University of Manchester, Manchester, UK.
Int J Colorectal Dis. 2016 May;31(5):1005-1010. doi: 10.1007/s00384-016-2512-y. Epub 2016 Feb 1.
The aim of this study is to determine the occurrence of surgical revision in a cohort of patients treated with sacral nerve stimulation (SNS) for faecal incontinence and constipation and to establish the types of procedures performed and indications for surgery.
From the years 2002 to 2014, 125 patients were identified who had undergone permanent SNS therapy with 36 (28.8 %) patients requiring surgical intervention postimplantation. These cases were retrospectively reviewed (range of follow-up 1-99 months).
Over a total of 1512 months of SNS treatment, 51 unplanned surgical procedures were required in 36 patients. At present, 48 procedures have been performed at an average of 2.6 years following implantation and three patients are awaiting surgery. Lead-related problems accounted for 30 (58.8 %) procedures at an average of 1.7 years affecting 22 patients. Battery and implantable pulse generator-related problems attributed to 13 procedures (25.5 %) in 12 patients at an average of 5.0 years. Battery depletion occurred in seven patients at an average of 5.4 years. Surgical revision was required to replace, remove, or resite various components of the SNS system. Indications for surgery included lead damage, pain and loss or lack of SNS efficacy. Explantation was warranted in six patients due to poor SNS efficacy, pain, infection and facilitation of a magnetic resonance imaging scan. This was performed at an average of 1.6 years.
A considerable proportion of patients treated with SNS therapy require surgical revision.
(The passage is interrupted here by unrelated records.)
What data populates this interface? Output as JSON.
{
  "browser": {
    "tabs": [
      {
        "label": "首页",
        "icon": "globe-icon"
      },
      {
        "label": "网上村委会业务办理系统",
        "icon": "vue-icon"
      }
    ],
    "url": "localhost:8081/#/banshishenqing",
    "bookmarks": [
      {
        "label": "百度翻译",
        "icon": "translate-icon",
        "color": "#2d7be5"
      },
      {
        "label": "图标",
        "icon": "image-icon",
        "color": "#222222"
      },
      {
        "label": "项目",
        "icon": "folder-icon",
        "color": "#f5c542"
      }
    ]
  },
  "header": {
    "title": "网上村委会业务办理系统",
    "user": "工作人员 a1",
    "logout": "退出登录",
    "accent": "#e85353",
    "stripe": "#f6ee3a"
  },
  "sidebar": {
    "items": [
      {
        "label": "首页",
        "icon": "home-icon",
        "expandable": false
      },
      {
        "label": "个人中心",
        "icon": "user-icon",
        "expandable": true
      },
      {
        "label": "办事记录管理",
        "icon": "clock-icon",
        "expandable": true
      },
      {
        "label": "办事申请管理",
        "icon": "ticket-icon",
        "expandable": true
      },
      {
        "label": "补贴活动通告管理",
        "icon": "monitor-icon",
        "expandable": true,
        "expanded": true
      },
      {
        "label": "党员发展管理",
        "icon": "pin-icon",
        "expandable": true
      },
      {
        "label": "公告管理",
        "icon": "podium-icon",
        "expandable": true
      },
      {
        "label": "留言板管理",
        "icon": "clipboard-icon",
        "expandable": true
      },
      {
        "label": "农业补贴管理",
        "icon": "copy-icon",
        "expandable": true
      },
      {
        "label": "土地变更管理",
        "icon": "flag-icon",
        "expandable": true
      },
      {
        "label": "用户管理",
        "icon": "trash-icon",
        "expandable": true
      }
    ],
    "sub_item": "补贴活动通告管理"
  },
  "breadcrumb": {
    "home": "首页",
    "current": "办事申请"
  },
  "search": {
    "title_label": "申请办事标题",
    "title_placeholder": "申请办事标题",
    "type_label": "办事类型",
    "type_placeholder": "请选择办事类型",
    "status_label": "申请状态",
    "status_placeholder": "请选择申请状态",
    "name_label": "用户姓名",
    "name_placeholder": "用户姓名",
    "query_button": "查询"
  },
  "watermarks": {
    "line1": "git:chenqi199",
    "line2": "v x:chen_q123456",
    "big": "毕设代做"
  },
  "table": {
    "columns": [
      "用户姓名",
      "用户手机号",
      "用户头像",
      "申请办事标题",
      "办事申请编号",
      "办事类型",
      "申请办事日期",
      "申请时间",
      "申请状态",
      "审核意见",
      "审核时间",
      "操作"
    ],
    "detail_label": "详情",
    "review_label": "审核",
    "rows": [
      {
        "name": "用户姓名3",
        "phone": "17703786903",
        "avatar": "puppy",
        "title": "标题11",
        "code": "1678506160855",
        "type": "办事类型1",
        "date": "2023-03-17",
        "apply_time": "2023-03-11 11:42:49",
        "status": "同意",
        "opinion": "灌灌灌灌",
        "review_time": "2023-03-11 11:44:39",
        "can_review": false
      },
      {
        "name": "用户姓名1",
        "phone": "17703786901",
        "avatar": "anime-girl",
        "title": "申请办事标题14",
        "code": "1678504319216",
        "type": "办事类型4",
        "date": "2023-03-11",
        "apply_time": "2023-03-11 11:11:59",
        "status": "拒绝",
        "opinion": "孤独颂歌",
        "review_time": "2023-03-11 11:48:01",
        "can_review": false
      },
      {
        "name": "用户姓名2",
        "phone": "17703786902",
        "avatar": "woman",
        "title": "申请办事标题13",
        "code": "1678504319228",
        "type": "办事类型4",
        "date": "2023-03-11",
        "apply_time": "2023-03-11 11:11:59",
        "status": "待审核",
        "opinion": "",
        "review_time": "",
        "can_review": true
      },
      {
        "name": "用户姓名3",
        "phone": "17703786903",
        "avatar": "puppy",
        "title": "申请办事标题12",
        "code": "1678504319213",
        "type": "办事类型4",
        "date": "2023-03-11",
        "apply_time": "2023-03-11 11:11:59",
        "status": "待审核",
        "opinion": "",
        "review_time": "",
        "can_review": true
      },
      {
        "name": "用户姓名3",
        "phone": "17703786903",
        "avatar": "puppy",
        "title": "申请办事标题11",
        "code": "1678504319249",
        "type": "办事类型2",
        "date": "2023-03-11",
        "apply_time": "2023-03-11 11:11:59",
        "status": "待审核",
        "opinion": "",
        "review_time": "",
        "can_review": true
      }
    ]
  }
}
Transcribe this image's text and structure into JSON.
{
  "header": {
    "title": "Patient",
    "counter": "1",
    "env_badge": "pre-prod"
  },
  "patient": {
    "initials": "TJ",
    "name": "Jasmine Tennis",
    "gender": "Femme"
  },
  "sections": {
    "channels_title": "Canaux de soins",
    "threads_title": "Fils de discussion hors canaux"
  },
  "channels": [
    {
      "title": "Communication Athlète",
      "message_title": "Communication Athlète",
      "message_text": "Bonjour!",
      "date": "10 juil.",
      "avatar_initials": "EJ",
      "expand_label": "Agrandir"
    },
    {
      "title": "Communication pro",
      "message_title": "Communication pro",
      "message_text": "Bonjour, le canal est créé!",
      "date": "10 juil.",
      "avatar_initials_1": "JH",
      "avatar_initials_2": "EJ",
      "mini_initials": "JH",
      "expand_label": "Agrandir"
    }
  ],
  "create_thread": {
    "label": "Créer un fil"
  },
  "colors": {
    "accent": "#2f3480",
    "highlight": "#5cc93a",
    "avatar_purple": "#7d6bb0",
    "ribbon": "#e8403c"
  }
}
These unplanned procedures are associated with substantial unexpected costs that financially burden SNS services.
本研究旨在确定一组接受骶神经刺激(SNS)治疗大便失禁和便秘的患者中手术翻修的发生率,并确定所进行的手术类型及手术指征。
在2002年至2014年期间,共识别出125例接受永久性SNS治疗的患者,其中36例(28.8%)患者在植入后需要手术干预。对这些病例进行回顾性分析(随访时间为1 - 99个月)。
在总共1512个月的SNS治疗期间,36例患者共需要进行51次非计划内手术。目前,已在植入后平均2.6年进行了48次手术,3例患者正在等待手术。与电极相关的问题导致30次(58.8%)手术,平均1.7年影响22例患者。与电池和植入式脉冲发生器相关的问题导致12例患者进行了13次手术(25.5%),平均5.0年。7例患者出现电池耗尽,平均5.4年。需要进行手术翻修以更换、移除或重新安置SNS系统的各个组件。手术指征包括电极损坏、疼痛以及SNS疗效丧失或缺乏。6例患者因SNS疗效不佳、疼痛、感染以及为便于进行磁共振成像扫描而进行了移除手术。平均在1.6年进行。
接受SNS治疗的患者中有相当一部分需要手术翻修。这些非计划内手术会带来大量意外费用,给SNS服务带来经济负担。